La télévision ne se construit plus de stars du spectacle, de grands champions ou de grands écrivains qui avaient mérité leur passage à telle ou telle émission par leur travail ou leur art, comme dans les années 80. Non, la télévision a choisi dans les années 90 de donner l’occasion au public de participer et de devenir le héros d’un soir dans les jeux, réality-show, émissions de forum. Alors que le grand podium des artistes séparait auparavant la vie publique des stars à celle des petites gens, ces derniers anonymes ont été invités à monter sur le plateau. De manière ludique d’abord. Ils ont ensuite été sollicités pour donner leur avis sur des questions diverses. Enfin, la télévision les a conviés à se livrer dans leur plus profonde intimité dans des émissions où la sphère privée et la sphère publique se confondent et s’entremêlent à cœur joie. La der des der, c’est bien sûr les Big Brother et autres Loft Story où “ce qui passionne le public, c’est la métamorphose qui s’opère sous ses yeux et qui transforme des personnes somme toute ordinaires en personnages, en acteurs d’une histoire qui ressemble à un feuilleton, à une fiction”, écrit Ignacio Ramonet (1). Sur Internet, ces héros anonymes, ces stars du quotidien qui livrent aux webcams et aux internautes leur intimité 24h/24 sont légions et font grincer moins de dents qu’Angela, Thomas, Kamel ou David enfermés depuis plusieurs semaines dans un Loft de 200 m2 en banlieue parisienne. Ces “exhibitionnistes” de la télé-réalité deviennent à leur sortie de nouvelles starlettes de carton pâte, éphémères et fragiles... Le rêve de la star richissime et instantanée a toujours fait rêver le peuple.

 

Je me livre pour survivre

Mais revenons à ma voisine Germaine. Qu’est-ce qui a bien pu lui passer par la tête pour aller raconter ses problèmes d’alcoolisme à Jean-Luc Delarue ? Car si la télé réalité (Loft Story) est un bocal de fiction à deux centimes, les talk-shows sont eux de véritables divans de psy… bien éphémères. Personne dans l’immeuble n’ignorait un seul instant l’amour de Germaine pour le goulot, mais elle n’a jamais osé faire part de sa souffrance. Le plateau TV devient aujourd’hui le lieu d’une délivrance pour tous ces gens en mal d’une oreille attentive, une sorte de catharsis.
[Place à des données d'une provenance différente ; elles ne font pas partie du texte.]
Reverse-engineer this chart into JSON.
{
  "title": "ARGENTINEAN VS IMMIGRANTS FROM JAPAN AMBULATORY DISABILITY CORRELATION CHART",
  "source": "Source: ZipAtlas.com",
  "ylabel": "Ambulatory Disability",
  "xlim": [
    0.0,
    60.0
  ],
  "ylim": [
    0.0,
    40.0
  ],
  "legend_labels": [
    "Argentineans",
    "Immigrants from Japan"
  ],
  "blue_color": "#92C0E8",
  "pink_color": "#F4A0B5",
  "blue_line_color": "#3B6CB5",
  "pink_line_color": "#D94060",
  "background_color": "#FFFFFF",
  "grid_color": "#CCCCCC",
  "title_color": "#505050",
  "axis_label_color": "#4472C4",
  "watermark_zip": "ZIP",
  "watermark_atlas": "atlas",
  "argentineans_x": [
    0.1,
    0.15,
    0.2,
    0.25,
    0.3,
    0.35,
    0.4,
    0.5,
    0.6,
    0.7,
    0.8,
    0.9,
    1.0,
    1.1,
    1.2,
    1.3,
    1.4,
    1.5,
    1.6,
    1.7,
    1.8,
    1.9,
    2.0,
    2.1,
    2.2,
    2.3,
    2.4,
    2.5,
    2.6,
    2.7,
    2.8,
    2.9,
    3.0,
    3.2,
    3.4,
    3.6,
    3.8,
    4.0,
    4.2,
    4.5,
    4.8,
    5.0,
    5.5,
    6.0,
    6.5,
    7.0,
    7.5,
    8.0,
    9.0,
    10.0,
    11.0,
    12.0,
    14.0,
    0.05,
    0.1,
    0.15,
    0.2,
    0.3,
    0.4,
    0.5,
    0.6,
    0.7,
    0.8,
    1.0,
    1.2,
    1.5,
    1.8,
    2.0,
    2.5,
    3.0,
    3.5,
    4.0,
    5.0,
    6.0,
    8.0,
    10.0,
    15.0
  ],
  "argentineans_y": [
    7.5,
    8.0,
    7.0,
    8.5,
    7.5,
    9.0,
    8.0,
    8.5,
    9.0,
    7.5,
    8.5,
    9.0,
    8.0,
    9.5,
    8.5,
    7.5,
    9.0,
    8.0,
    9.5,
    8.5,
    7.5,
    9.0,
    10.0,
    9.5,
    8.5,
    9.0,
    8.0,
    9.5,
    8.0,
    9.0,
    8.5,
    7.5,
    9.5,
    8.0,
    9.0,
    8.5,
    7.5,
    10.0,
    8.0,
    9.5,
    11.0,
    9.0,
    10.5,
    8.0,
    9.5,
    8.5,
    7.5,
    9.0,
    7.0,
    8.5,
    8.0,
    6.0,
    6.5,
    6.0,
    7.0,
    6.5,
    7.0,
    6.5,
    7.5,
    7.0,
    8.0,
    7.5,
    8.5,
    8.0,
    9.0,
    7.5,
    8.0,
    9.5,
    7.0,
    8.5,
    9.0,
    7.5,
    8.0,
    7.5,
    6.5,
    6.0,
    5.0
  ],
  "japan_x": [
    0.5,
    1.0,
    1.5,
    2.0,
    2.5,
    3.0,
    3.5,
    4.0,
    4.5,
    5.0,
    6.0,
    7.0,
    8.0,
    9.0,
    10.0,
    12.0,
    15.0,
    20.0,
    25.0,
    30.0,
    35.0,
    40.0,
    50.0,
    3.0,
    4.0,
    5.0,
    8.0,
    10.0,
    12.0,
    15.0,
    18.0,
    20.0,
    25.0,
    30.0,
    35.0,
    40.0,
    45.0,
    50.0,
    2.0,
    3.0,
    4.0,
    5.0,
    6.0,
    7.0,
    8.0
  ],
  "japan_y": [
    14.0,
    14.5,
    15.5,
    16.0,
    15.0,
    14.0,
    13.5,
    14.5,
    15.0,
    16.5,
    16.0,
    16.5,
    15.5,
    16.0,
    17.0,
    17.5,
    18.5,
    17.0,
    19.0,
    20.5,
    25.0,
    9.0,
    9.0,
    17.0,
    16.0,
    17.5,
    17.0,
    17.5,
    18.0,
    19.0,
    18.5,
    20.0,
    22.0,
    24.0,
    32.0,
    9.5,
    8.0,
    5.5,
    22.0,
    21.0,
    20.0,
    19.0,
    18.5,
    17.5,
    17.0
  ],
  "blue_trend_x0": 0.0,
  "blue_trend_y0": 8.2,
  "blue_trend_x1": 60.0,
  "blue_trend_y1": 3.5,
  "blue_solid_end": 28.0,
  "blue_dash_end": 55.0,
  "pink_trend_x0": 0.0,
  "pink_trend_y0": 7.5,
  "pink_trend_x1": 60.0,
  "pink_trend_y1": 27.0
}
Se livrer, c’est se délivrer d’un poids insurmontable. Et c’est ici que la télévision révèle le grand désarroi social vécu par certaines personnes, l’isolement, l’individualisme de notre société. Pour Dominique Mehl (2), la télévision traduit la difficulté de la communication interpersonnelle dans une société qui se dit de communication généralisée. Le petit écran, le temps d’une séquence, d’un dialogue orchestré par l’animateur se propose de renouer l’échange. Sauf que Delarue, EvelyneThomas ou Mireille Dumas ne sont pas des psys. Les spécialistes n’ont plus cours sur les plateaux TV. Seule la parole profane, le témoignage est montré, mis en scène. Une fois que la parole a fait son devoir de spectacle, elle est abandonnée à son triste sort. Parfois, le témoignage individuel se veut fédérateur, militant : V. expose son expérience de harcèlement pour aider d’autres victimes, F. dont l’enfant a été victime d’un chauffard veut faire changer la législation en la matière... La télévision, par la parole intime, relaie des appels à l’aide collectifs cette fois… souvent désespérés.

La télévision de l’intimité valorise de plus en plus le quotidien de Monsieur et Madame tout le monde et en fait ses choux gras. Elle ne fait que révéler la déliquescence des liens sociaux dans notre société, les carences de structures associatives ou institutionnelles à même de prendre en charge les questions sociales. La télévision est un bien triste miroir…

 

Françoise Robert

 

(1) Big Brother, article paru dans Le Monde diplomatique de Juin 2001.

(2) La télévision de l’intimité, Dominique Mehl, édition du Seuil, 1996.